Mon aventure avec le Sorceleur

Chapitre 12 : De nouveau seuls sur les routes

3968 mots, Catégorie: M

Dernière mise à jour 12/05/2020 12:25

Chapitre 12 : de nouveau seuls sur les routes.


Nous nous éveillâmes quelques heures après le lever du soleil. La légèreté de la veille avait laissé place à une certaine morosité en prévision de notre séparation prochaine. Avec ce qu'elle m'avait confié en chemin, quelque chose me disait qu'il allait être particulièrement douloureux pour Triss de voir partir Geralt. Moi-même j'avais un pincement au cœur en me disant que je n'aurais peut-être jamais plus la chance de la côtoyer. J'avais vraiment apprécié tout ce que nous avions partagé et ce qu'elle m'avait fait découvrir. Je la considérais comme une amie. J'avais trouvé auprès d'elle un espace de confiance et de partage. Elle s'était avérée une confidente avisée et bienveillante. Je lui savais gré de ce qu'elle m'avait enseigné sur son art. Quelque part elle m'apparaissait un peu comme la soeur que je n'avais jamais eu.

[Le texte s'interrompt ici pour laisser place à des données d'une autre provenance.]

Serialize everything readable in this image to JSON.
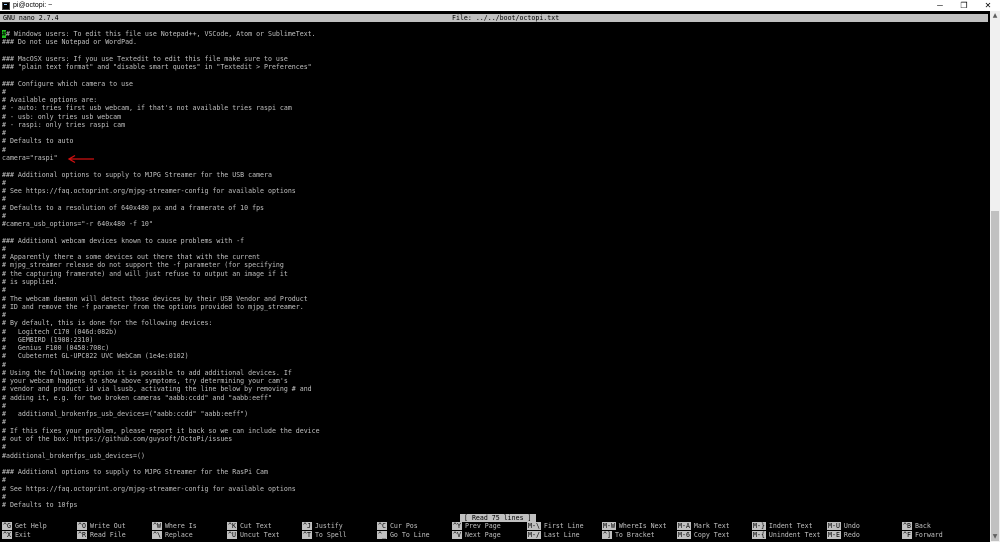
{
  "window": {
    "title": "pi@octopi: ~",
    "buttons": [
      "─",
      "❐",
      "✕"
    ]
  },
  "nano": {
    "version": "GNU nano 2.7.4",
    "file": "File: ../../boot/octopi.txt",
    "status": "[ Read 75 lines ]"
  },
  "editor": {
    "cursor_char": "#",
    "lines": [
      "## Windows users: To edit this file use Notepad++, VSCode, Atom or SublimeText.",
      "### Do not use Notepad or WordPad.",
      "",
      "### MacOSX users: If you use Textedit to edit this file make sure to use",
      "### \"plain text format\" and \"disable smart quotes\" in \"Textedit > Preferences\"",
      "",
      "### Configure which camera to use",
      "#",
      "# Available options are:",
      "# - auto: tries first usb webcam, if that's not available tries raspi cam",
      "# - usb: only tries usb webcam",
      "# - raspi: only tries raspi cam",
      "#",
      "# Defaults to auto",
      "#",
      "camera=\"raspi\"",
      "",
      "### Additional options to supply to MJPG Streamer for the USB camera",
      "#",
      "# See https://faq.octoprint.org/mjpg-streamer-config for available options",
      "#",
      "# Defaults to a resolution of 640x480 px and a framerate of 10 fps",
      "#",
      "#camera_usb_options=\"-r 640x480 -f 10\"",
      "",
      "### Additional webcam devices known to cause problems with -f",
      "#",
      "# Apparently there a some devices out there that with the current",
      "# mjpg_streamer release do not support the -f parameter (for specifying",
      "# the capturing framerate) and will just refuse to output an image if it",
      "# is supplied.",
      "#",
      "# The webcam daemon will detect those devices by their USB Vendor and Product",
      "# ID and remove the -f parameter from the options provided to mjpg_streamer.",
      "#",
      "# By default, this is done for the following devices:",
      "#   Logitech C170 (046d:082b)",
      "#   GEMBIRD (1908:2310)",
      "#   Genius F100 (0458:708c)",
      "#   Cubeternet GL-UPC822 UVC WebCam (1e4e:0102)",
      "#",
      "# Using the following option it is possible to add additional devices. If",
      "# your webcam happens to show above symptoms, try determining your cam's",
      "# vendor and product id via lsusb, activating the line below by removing # and",
      "# adding it, e.g. for two broken cameras \"aabb:ccdd\" and \"aabb:eeff\"",
      "#",
      "#   additional_brokenfps_usb_devices=(\"aabb:ccdd\" \"aabb:eeff\")",
      "#",
      "# If this fixes your problem, please report it back so we can include the device",
      "# out of the box: https://github.com/guysoft/OctoPi/issues",
      "#",
      "#additional_brokenfps_usb_devices=()",
      "",
      "### Additional options to supply to MJPG Streamer for the RasPi Cam",
      "#",
      "# See https://faq.octoprint.org/mjpg-streamer-config for available options",
      "#",
      "# Defaults to 10fps"
    ]
  },
  "shortcuts": [
    {
      "key": "^G",
      "label": "Get Help"
    },
    {
      "key": "^X",
      "label": "Exit"
    },
    {
      "key": "^O",
      "label": "Write Out"
    },
    {
      "key": "^R",
      "label": "Read File"
    },
    {
      "key": "^W",
      "label": "Where Is"
    },
    {
      "key": "^\\",
      "label": "Replace"
    },
    {
      "key": "^K",
      "label": "Cut Text"
    },
    {
      "key": "^U",
      "label": "Uncut Text"
    },
    {
      "key": "^J",
      "label": "Justify"
    },
    {
      "key": "^T",
      "label": "To Spell"
    },
    {
      "key": "^C",
      "label": "Cur Pos"
    },
    {
      "key": "^_",
      "label": "Go To Line"
    },
    {
      "key": "^Y",
      "label": "Prev Page"
    },
    {
      "key": "^V",
      "label": "Next Page"
    },
    {
      "key": "M-\\",
      "label": "First Line"
    },
    {
      "key": "M-/",
      "label": "Last Line"
    },
    {
      "key": "M-W",
      "label": "WhereIs Next"
    },
    {
      "key": "^]",
      "label": "To Bracket"
    },
    {
      "key": "M-A",
      "label": "Mark Text"
    },
    {
      "key": "M-6",
      "label": "Copy Text"
    },
    {
      "key": "M-}",
      "label": "Indent Text"
    },
    {
      "key": "M-{",
      "label": "Unindent Text"
    },
    {
      "key": "M-U",
      "label": "Undo"
    },
    {
      "key": "M-E",
      "label": "Redo"
    },
    {
      "key": "^B",
      "label": "Back"
    },
    {
      "key": "^F",
      "label": "Forward"
    }
  ],
  "annotation": {
    "arrow_color": "#d01010",
    "arrow_icon": "left-arrow"
  },
  "colors": {
    "background": "#000000",
    "text": "#c0c0c0",
    "inverse_bg": "#c0c0c0",
    "cursor": "#20c020"
  }
}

Nous avions pris un copieux petit déjeuner en compagnie de la bande de nains. Eux aussi allaient me manquer, leur nature joviale, leur spontanéité sans façon. Ils avaient été prévenants avec moi, déviant largement de leur route pour me permettre d'avancer vers mon objectif. Je les remerciai chaleureusement pour tout cela et Gurdil parla au nom du groupe la voix un peu nouée :


- Tout l'honneur a été pour nous Gaëlliane, Geralt, Triss. Puissiez-vous atteindre vos buts respectifs et goûter à la joie et la paix. 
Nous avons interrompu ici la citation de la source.